It comes back to value“As for me,” Brad continues, “even though I do get some games for free, I still buy quite a few games. The ratio of value to price is something that is never far from my mind. I try to be very conscientious of that ratio, and when I read reviews where a writer is giving a game a pass, it’s often pretty obvious that they haven’t put any money down.”
Yep, and replay equals value.
Brad doesn’t agree.
“This is one area where the individual preference I mentioned comes into play,” he says. “For me as a gamer, my taste is to play a title through once and then move onto something else. That’s not a result of being a reviewer, it’s just my particular play style, and has been so since the days of the 2600. I think it’s possible to divide players into several different groups, some of them having a tendency towards replay and some not. I’m definitely in that second category.”
Sorry Brad, I like your reviews but I’m not buying that. Shouldn’t a critic, to an extent anyway, put himself in the shoes of his readers? Because most of them don’t treat games like used kleenex.
He pre-emptively counters with the “I don’t have time” card.
“As a grown-up gamer with a family and responsibilities, I find that I don’t have nearly the amount of playtime that I used to. As a result, the time that I do spend gaming has to be of a higher caliber and coming back to games I’ve already finished just doesn’t pack the same level of entertainment for me as something that’s brand-new. My particular review style tends to favor innovation, tight design, and creativity. Replay isn’t even on the radar for me.”
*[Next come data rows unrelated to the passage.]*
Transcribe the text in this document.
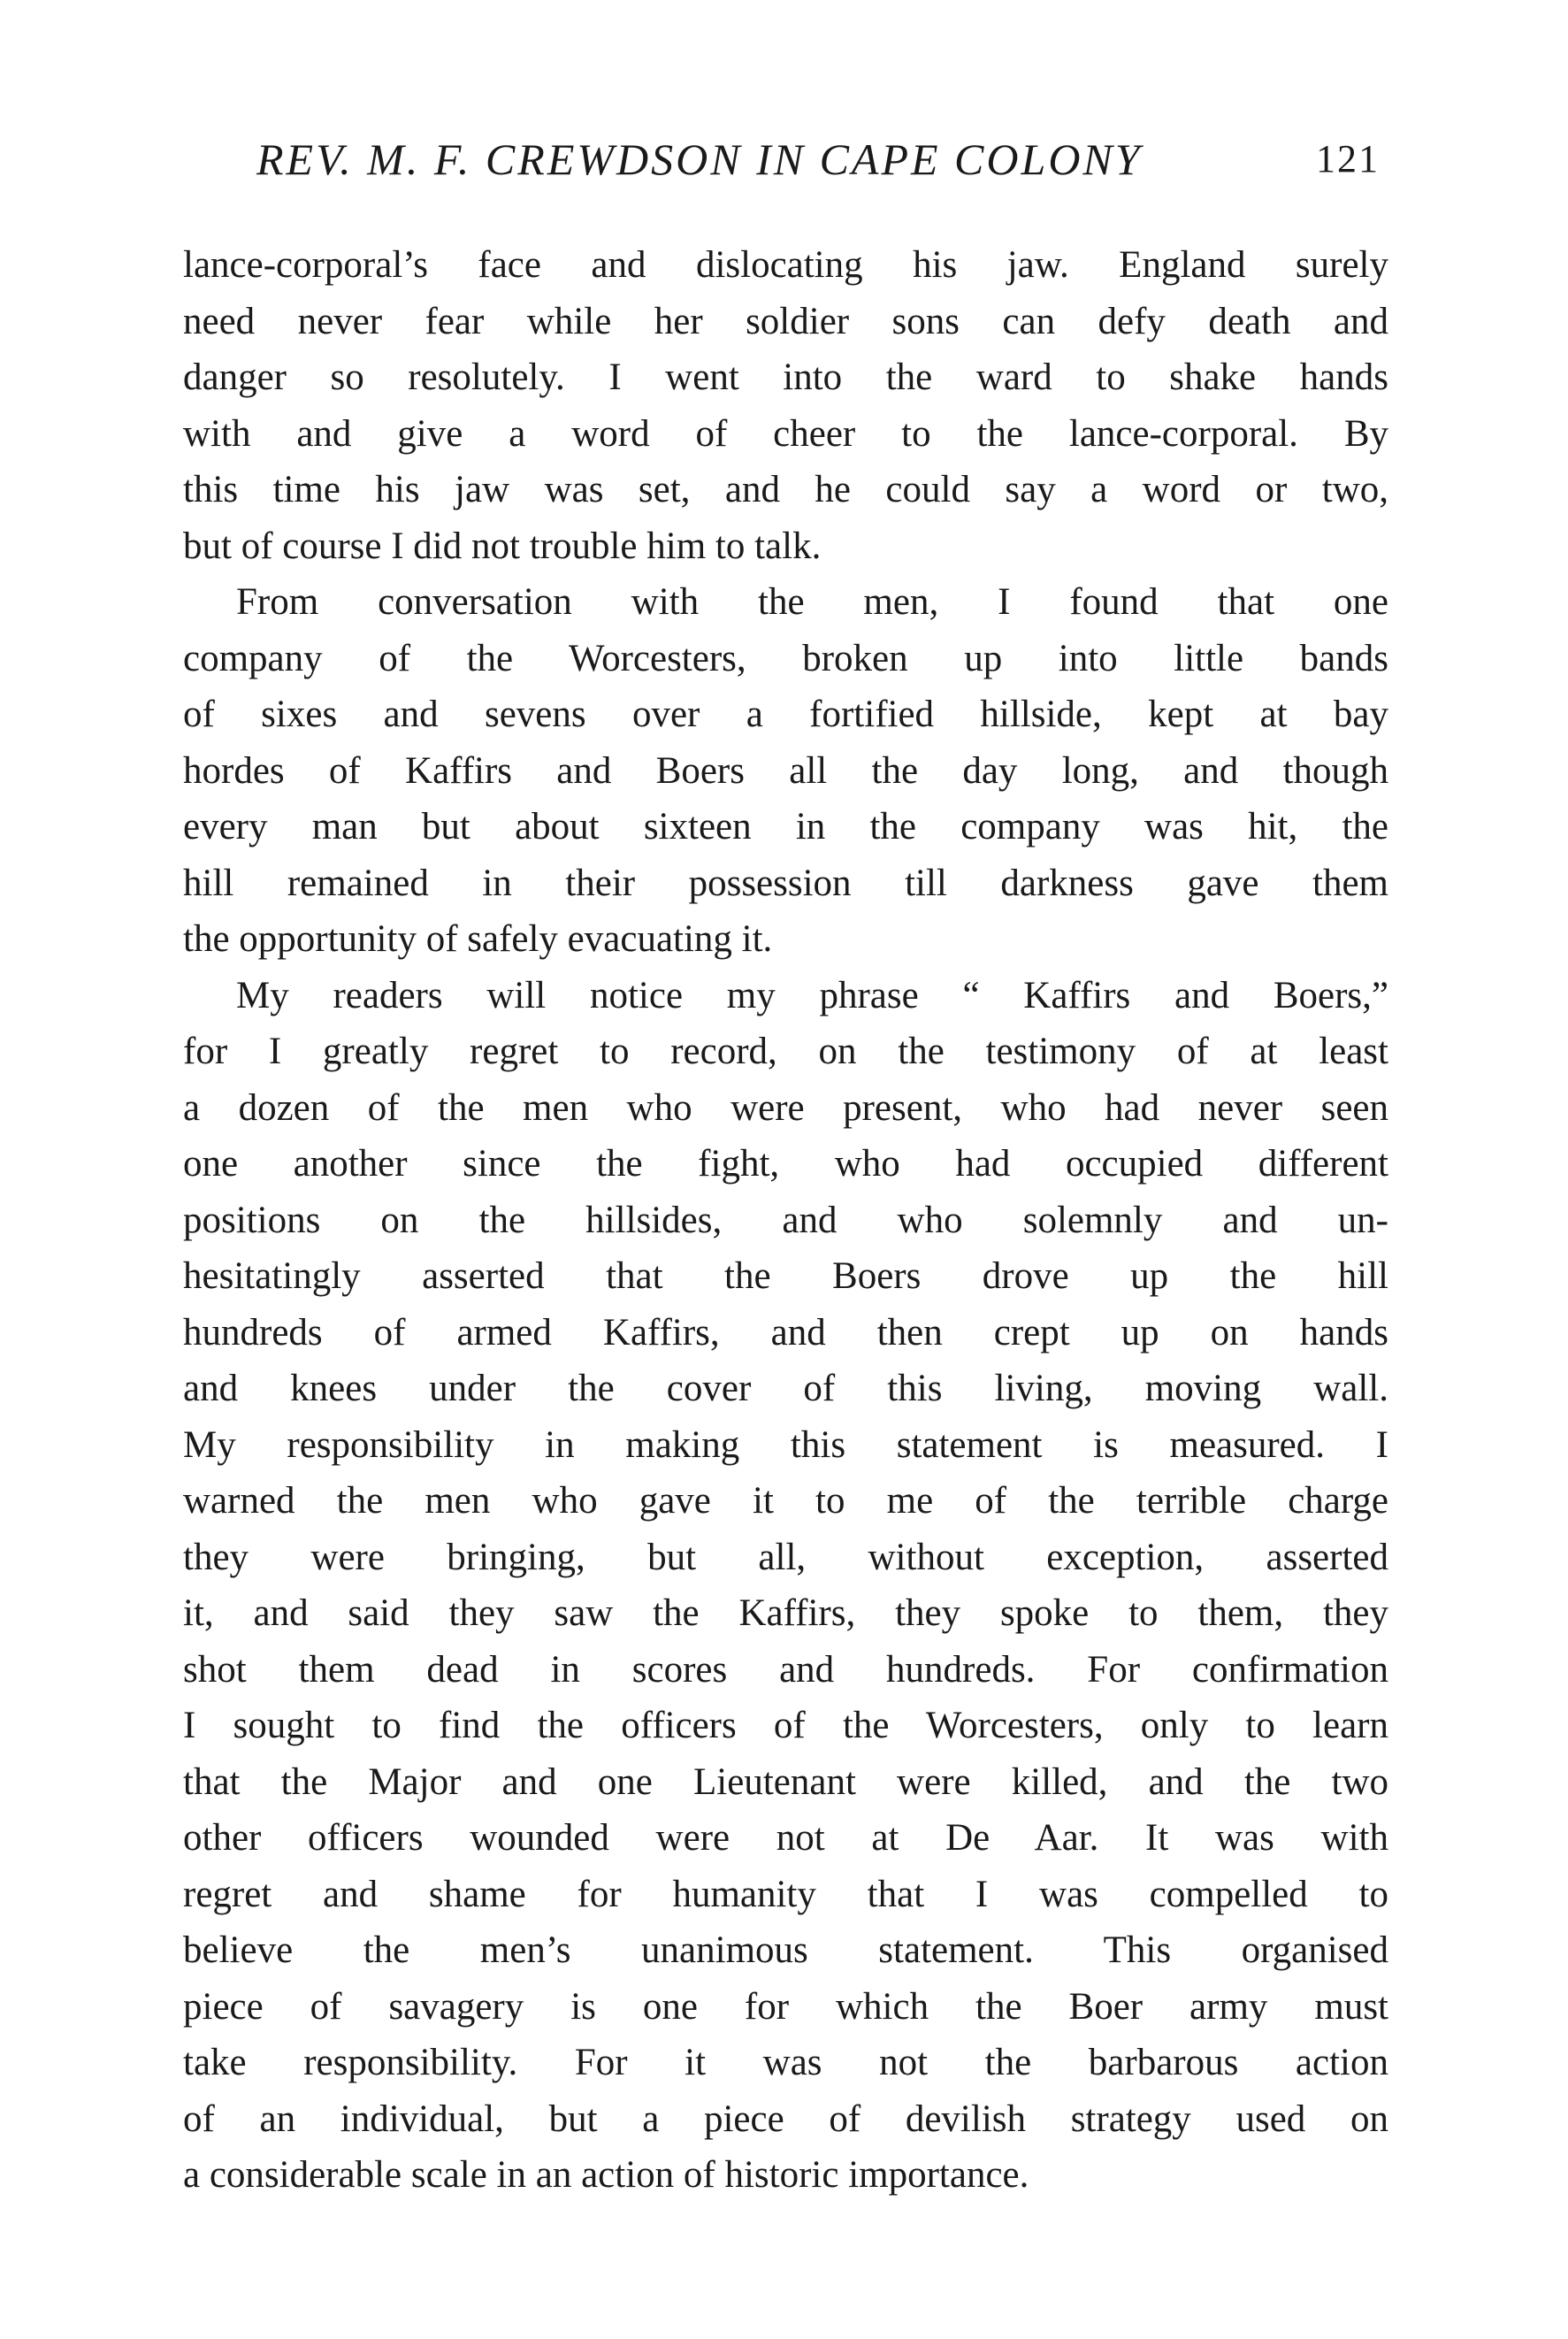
REV. M. F. CREWDSON IN CAPE COLONY	121
lance-corporal’s face and dislocating his jaw. England surely
need never fear while her soldier sons can defy death and
danger so resolutely. I went into the ward to shake hands
with and give a word of cheer to the lance-corporal. By
this time his jaw was set, and he could say a word or two,
but of course I did not trouble him to talk.
From conversation with the men, I found that one
company of the Worcesters, broken up into little bands
of sixes and sevens over a fortified hillside, kept at bay
hordes of Kaffirs and Boers all the day long, and though
every man but about sixteen in the company was hit, the
hill remained in their possession till darkness gave them
the opportunity of safely evacuating it.
My readers will notice my phrase “ Kaffirs and Boers,”
for I greatly regret to record, on the testimony of at least
a dozen of the men who were present, who had never seen
one another since the fight, who had occupied different
positions on the hillsides, and who solemnly and un-
hesitatingly asserted that the Boers drove up the hill
hundreds of armed Kaffirs, and then crept up on hands
and knees under the cover of this living, moving wall.
My responsibility in making this statement is measured. I
warned the men who gave it to me of the terrible charge
they were bringing, but all, without exception, asserted
it, and said they saw the Kaffirs, they spoke to them, they
shot them dead in scores and hundreds. For confirmation
I sought to find the officers of the Worcesters, only to learn
that the Major and one Lieutenant were killed, and the two
other officers wounded were not at De Aar. It was with
regret and shame for humanity that I was compelled to
believe the men’s unanimous statement. This organised
piece of savagery is one for which the Boer army must
take responsibility. For it was not the barbarous action
of an individual, but a piece of devilish strategy used on
a considerable scale in an action of historic importance.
I understand Brad’s point… I guess. But think of Madden. Think of epic Mario marathons, and Wii Sports tennis tournaments, and all the online multiplayer memories still to come, when Modern Warfare 2 drops in November. And think of that Guitar Hero song you spent all Christmas trying to perfect. “Repeat and improve” is still a core part of the gamer’s experience and, like in the world of cinema, the truly great examples keep us coming back again and again… like, oh, say, The Terminator… whereas the merely “pretty decent” stuff we’re more likely to passively consume, and then put down… like, oh, say, a season of an HBO original series.
Brad adds, correctly I think, that many games run out of new ideas long before before the end.
“I don’t appreciate sitting through filler or unnecessarily extended periods of repetition just so the PR folks can claim X number of hours on the back of the box,” he says.
Regardless, given the amount of good gaming product out there, I think most people still want and expect more than a few hours’ worth of fun for a 60-dollar outlay. At least I hope so.
Maybe there simply aren’t enough “don’t buy but definitely rent” verdicts. And again, maybe it has something to do with the “Buy this game online” affiliate links a couple inches from the review score on most of the major gaming sites. Hmm…
“Rent it” is what I say about games like No More Heroes, which you might have been tempted to throw back at me as a retort because I’ve written that I like that game a lot and think everyone should play it, despite the fact it’s over in 10 hours and isn’t really something I’d replay. Must-play + too short = rent.
It’s getting really, really tough to be the game that everyone’s talking about, with so much good stuff to choose from. And the truly great games generally, once purchased, get played to death. But there’s only a handful of such games… and then there’s everything else.

Aim high, and reap the rewards.
Still, only hardcore gamers log enough hours to even sample all of the stuff branded ‘great’ by the game critics. Those who game an average amount will never get to play all the 9s and 10s. This being said, why play anything that’s not great? And why buy anything that’s not going to stay interesting for more than a day or so?
Maybe I need to broaden my scope in terms of what I expect from a video game. Weirdly, I’m not sure if my standards need to get higher, or lower. Evolution in gaming has seen a shift towards epic story-driven games which is seemingly at odds with traditional “repeat and improve” gaming, which saw people stare at the same Pac-Man map for several hours at a clip. If so I’m torn, because I’m a fan of the story-gaming combination. I like the flirty interplay they have going on, and I hope they start doing it on a regular basis. They’re a good match.
Yet, once an epic story-driven game is over (and the story has been told) a lot of replayability points are lost, unless the game has a mini-game or and online mode or….. bing. Interesting Trophies and Achievements. something to appeal to that repeat-and-improve mindset.
I point to the original Super Mario Bros. to deconstruct the point. SMB is probably the most replayed console game ever. If the mario-bowser-toad-princess story elements were more fleshed out and the game had 45 minutes of cut scenes, would it enhance the sense of completion we got from beating Bowser in the correct castle? Would we still feel like another play-through or would we feel ‘done’? What do you think?